When is the sum of three reduced rationals equal to an integer?
This may be a duplicate of Question 1550437 but even if it is, there is no answer associated with this other question.
Given three moduli, $m1$, $m2$, and $m3$, not necessarily distinct or coprime, but $m_i > 1$ $\forall m_i$, when does the sum of rationals: \begin{equation} \left( \frac{r_1}{m_1} + \frac{r_2}{m_2} + \frac{r_3}{m_3} \right) \end{equation} admit integer solutions? The remainders, $r_1$, $r_2$, and $r_3$, are all coprime to the corresponding modulus; i.e. $(r_1, m_1) = (r_2, m_2) = (r_3, m_3) = 1$. The rationals in the sum are in reduced form: i.e. $r_i < m_i$ $\forall r_i$
The question can be restated for what constellation of modulii do coprime remainders exists such that: \begin{equation} \left( \frac{r_1}{m_1} + \frac{r_2}{m_2} + \frac{r_3}{m_3} \right) \in \mathbb{Z} \end{equation} is true for at least one constellation of remainders?

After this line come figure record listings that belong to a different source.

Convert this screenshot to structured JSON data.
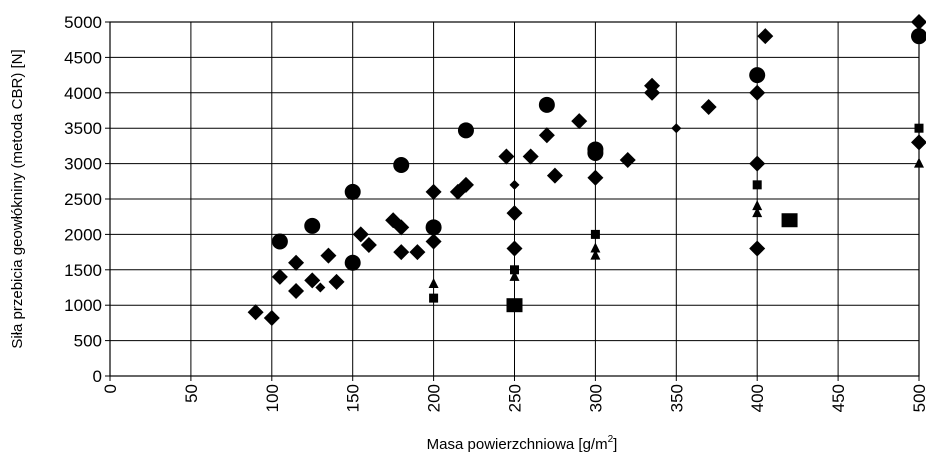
{
  "chart_data": {
    "type": "scatter",
    "title": "",
    "xlabel": "Masa powierzchniowa [g/m",
    "xlabel_sup": "2",
    "xlabel_end": "]",
    "ylabel": "Siła przebicia geowłókniny (metoda CBR) [N]",
    "xlim": [
      0,
      500
    ],
    "ylim": [
      0,
      5000
    ],
    "x_ticks": [
      0,
      50,
      100,
      150,
      200,
      250,
      300,
      350,
      400,
      450,
      500
    ],
    "y_ticks": [
      0,
      500,
      1000,
      1500,
      2000,
      2500,
      3000,
      3500,
      4000,
      4500,
      5000
    ],
    "grid": true,
    "legend": "none",
    "series": [
      {
        "marker": "diamond",
        "points": [
          [
            90,
            900
          ],
          [
            100,
            820
          ],
          [
            105,
            1400
          ],
          [
            115,
            1200
          ],
          [
            115,
            1600
          ],
          [
            125,
            1350
          ],
          [
            135,
            1700
          ],
          [
            140,
            1330
          ],
          [
            155,
            2000
          ],
          [
            160,
            1850
          ],
          [
            175,
            2200
          ],
          [
            180,
            1750
          ],
          [
            180,
            2100
          ],
          [
            190,
            1750
          ],
          [
            200,
            2600
          ],
          [
            200,
            1900
          ],
          [
            215,
            2600
          ],
          [
            220,
            2700
          ],
          [
            245,
            3100
          ],
          [
            250,
            2300
          ],
          [
            250,
            1800
          ],
          [
            260,
            3100
          ],
          [
            270,
            3400
          ],
          [
            275,
            2830
          ],
          [
            290,
            3600
          ],
          [
            300,
            2800
          ],
          [
            320,
            3050
          ],
          [
            335,
            4100
          ],
          [
            335,
            4000
          ],
          [
            370,
            3800
          ],
          [
            400,
            4000
          ],
          [
            400,
            3000
          ],
          [
            400,
            1800
          ],
          [
            405,
            4800
          ],
          [
            500,
            5000
          ],
          [
            500,
            3300
          ]
        ]
      },
      {
        "marker": "small-diamond",
        "points": [
          [
            130,
            1250
          ],
          [
            250,
            2700
          ],
          [
            350,
            3500
          ]
        ]
      },
      {
        "marker": "circle",
        "points": [
          [
            105,
            1900
          ],
          [
            125,
            2120
          ],
          [
            150,
            2600
          ],
          [
            150,
            1600
          ],
          [
            180,
            2980
          ],
          [
            200,
            2100
          ],
          [
            220,
            3470
          ],
          [
            270,
            3830
          ],
          [
            300,
            3200
          ],
          [
            300,
            3150
          ],
          [
            400,
            4250
          ],
          [
            500,
            4800
          ]
        ]
      },
      {
        "marker": "square",
        "points": [
          [
            200,
            1100
          ],
          [
            250,
            1500
          ],
          [
            300,
            2000
          ],
          [
            400,
            2700
          ],
          [
            500,
            3500
          ]
        ]
      },
      {
        "marker": "big-square",
        "points": [
          [
            250,
            1000
          ],
          [
            420,
            2200
          ]
        ]
      },
      {
        "marker": "triangle",
        "points": [
          [
            200,
            1300
          ],
          [
            250,
            1400
          ],
          [
            300,
            1800
          ],
          [
            300,
            1700
          ],
          [
            400,
            2400
          ],
          [
            400,
            2300
          ],
          [
            500,
            3000
          ]
        ]
      }
    ]
  }
}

I have found some solutions: \begin{align} \left( m_1, m2 \right) = \left( m_1, m3 \right) = \left( m_2, m3 \right) = 1 &\implies \nexists r_1, r_2, r_3 \text{ $\mid$ } \left( \frac{r_1}{m_1} + \frac{r_2}{m_2} + \frac{r_3}{m_3} \right) \in \mathbb{Z} \\ \left( m_1, m2 \right) = 1 \text{ and } m_3 \ne m_1 m_2 &\implies \nexists r_1, r_2, r_3 \text{ $\mid$ } \left( \frac{r_1}{m_1} + \frac{r_2}{m_2} + \frac{r_3}{m_3} \right) \in \mathbb{Z} \\ \left( m_1, m2 \right) = 1 \text{ and } m_3 = m_1 m_2 &\implies \exists r_1, r_2, r_3 \text{ $\mid$ } \left( \frac{r_1}{m_1} + \frac{r_2}{m_2} + \frac{r_3}{m_3} \right) \in \mathbb{Z} \end{align}
But this is too piece-meal for my tastes.
There must be some application of the Chinese remainder theorem that can tell me when: \begin{equation} m_2 m_3 r_1 + m_1 m_3 r_2 + m_1 m_2 r_3 \equiv 0 \text{ mod } \text{ lcm}\left( m_1, m_2, m3 \right) \end{equation} does or does not admit a solution?
Can anyone point me to an article or text which discusses under what conditions the above congruence does or does not have solutions in the three variables: $\left(r_1, r_2, r_3\right)$?
Do I solve for the an unrestricted solution for $\left(r_1, r_2, r_3\right)$ and then see if the co-prime condition is met? Or can I use the co-primality of the $r_i$'s to my advantage?